Stratford - D L Moody (1892)



STRATFORD.

The visit of the evangelists to Stratford for the first three days of the present week was the signal for renewed interest in aggressive work. The mission opened on Lord's Day morning by a meeting for workers, beginning at nine o'clock and lasting about an hour. Christian people from the entire region made up the earnest audience which crowded the building. The visitors included a goodly number of evangelists and others visiting the metropolis, and several ministers found it possible to begin their day's labour by showing practical sympathy in the mission. The light and spacious hall occupies a site near the scene of the work of Messrs Moody and Sankey in the district eight years ago. It was erected in order that evangelistic effort might have a home and centre in a very needy locality among a dense population. Naturally, our American friends have all along taken a lively interest in an agency which is the outcome of their own toils; as Mr Moody said at one of Sunday's meetings, they felt quite at home in the Conference Hall. Mr Moody laid the foundation stone; now he enjoyed the privilege of using the building for its sacred purpose.

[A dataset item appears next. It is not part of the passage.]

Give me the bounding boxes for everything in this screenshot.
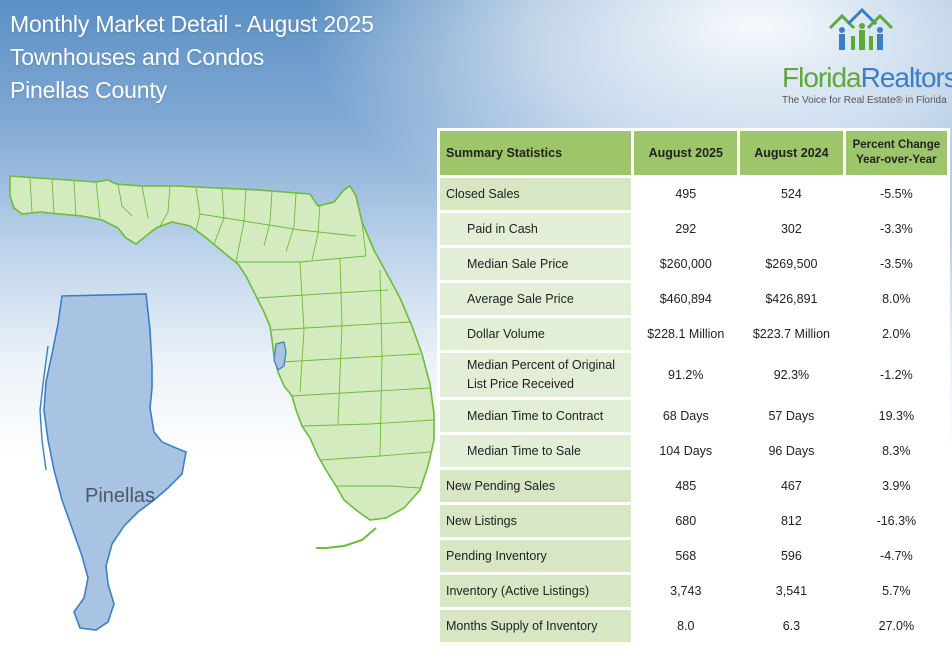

The workers' meeting began well before the appointed hour with a number of stirring melodies. Then Mr Sankey gave "Throw out the lifeline." This piece has of late been sung frequently at meetings in Stratford, and all listened with pleasure to Mr Sankey's powerful and pathetic rendering. The meeting was made up of those who profess to find joy in Christian service, and the song was as stimulating as it was obviously appropriate. Reading 1 Corinthians i. 18-31, Mr Moody distinguished between foolish preaching and the foolishness of preaching...

If we use the talents we have, God will give us more.  The meeting was inspiring throughout, the congregation dispersing with praise to God for timely words of stimulus and encouragement.

In the afternoon and evening, the building was crowded, and hundreds were turned away. At the evening meeting, Mr Moody read Psalm xxxii., and prayed that the Great Deliverer from the bondage of sin might pass by so that many might be emancipated into the liberty of the Kingdom of God. The longer I preach, he said, and the more I mingle with men, the more I am convinced that it is downright sin that keeps men from the kingdom of God. They talk of intellectual difficulties and so forth, but they will not face the fact that they must give up their sin. Heaven is a prepared place for a prepared people, and only those who have the heavenly nature can go there. God will have his children break with sin before He receives them. The way to God's favour has been opened by Christ, but repentance is the indispensable condition.

Having shown that to despise God's command and reject his invitation is to go further into sin, Mr Moody exhorted his hearers to rely upon God's word that those who return with him shall be  "abundantly pardoned."  Citing the well-known epitaph: "I have sinned, I have repented I have been forgiven, I shall rise, I shall reign," he firmly but tenderly urged its terms upon all, concluding with an earnest appeal to those who sin in secret as well as those who sin in the sight of men.

Mr Sankey followed with "The Ninety and Nine: and the choir sang "Why not now?" As in the afternoon, many anxious ones entered the enquiry room and were there encouraged to cast themselves upon the merey of God and direct their steps Zionward.

On the afternoons of Monday and Tuesday meetings were held for women only, and in the evenings for men only. In each case the large building was crowded, and such was the impression made that many attended the after-meetings. It is believed that spiritual blessing attended the converse of earnest Christian workers with many individual inquirers.

From, "The Christian," June 2nd, 1892.

THE WORK AT STRATFORD

We have to record that the visit of these brethren to Stratford has been the occasion of mighty blessing, and we anticipate the wave will flow on. Mr Moody expressed himself as greatly pleased with the hall and the work that is going on inside and outside its walls. But he had one regret - that there yet remained a debt of £530 on the building, and a charge of £270 by the local authorities for making the roads on either side: in all £800. He expressed the belief that if only the Lord's stewards knew of the sort of work being done, this deficiency would at once be wiped out.

On the Sabbath the large hall, seating nineteen hundred, and all the smaller halls and rooms are full of active service for Christ, no less than ten meetings inside and four outside in the day, including young men's Bible Class numbering over two hundred, as well as two services in the Welsh language.  Every day the doors are open, and some work for Christ is going on. Our Mizpah Band, numbering four hundred working men. has a male choir and an Evangelstic Band going all over London after the day's work, to sing and testify for Christ without any payment other than the bare railway fares. Seven or eight open-air meetings are held every week. The mothers' meeting numbers some two hundred, and the women's Mizpah Band the same number.

As treasurer, I must say it would be a great joy to see this work free of the incubus of debt, and if the Lord lays it upon the hearts of his servants to be sharers with us in this labour of love, we will praise Him who allows us to be co-workers with Him in such blessed work.

C. BOARDMAN, Hon. Treasurer.

From, "The Christian," June 9th,1892.

Additional Information

I do not know where the Hall is/was where.It was erected in memory of the large temporary building, set up for Moody and Sankey's Mission in 1882. Many were aaved there.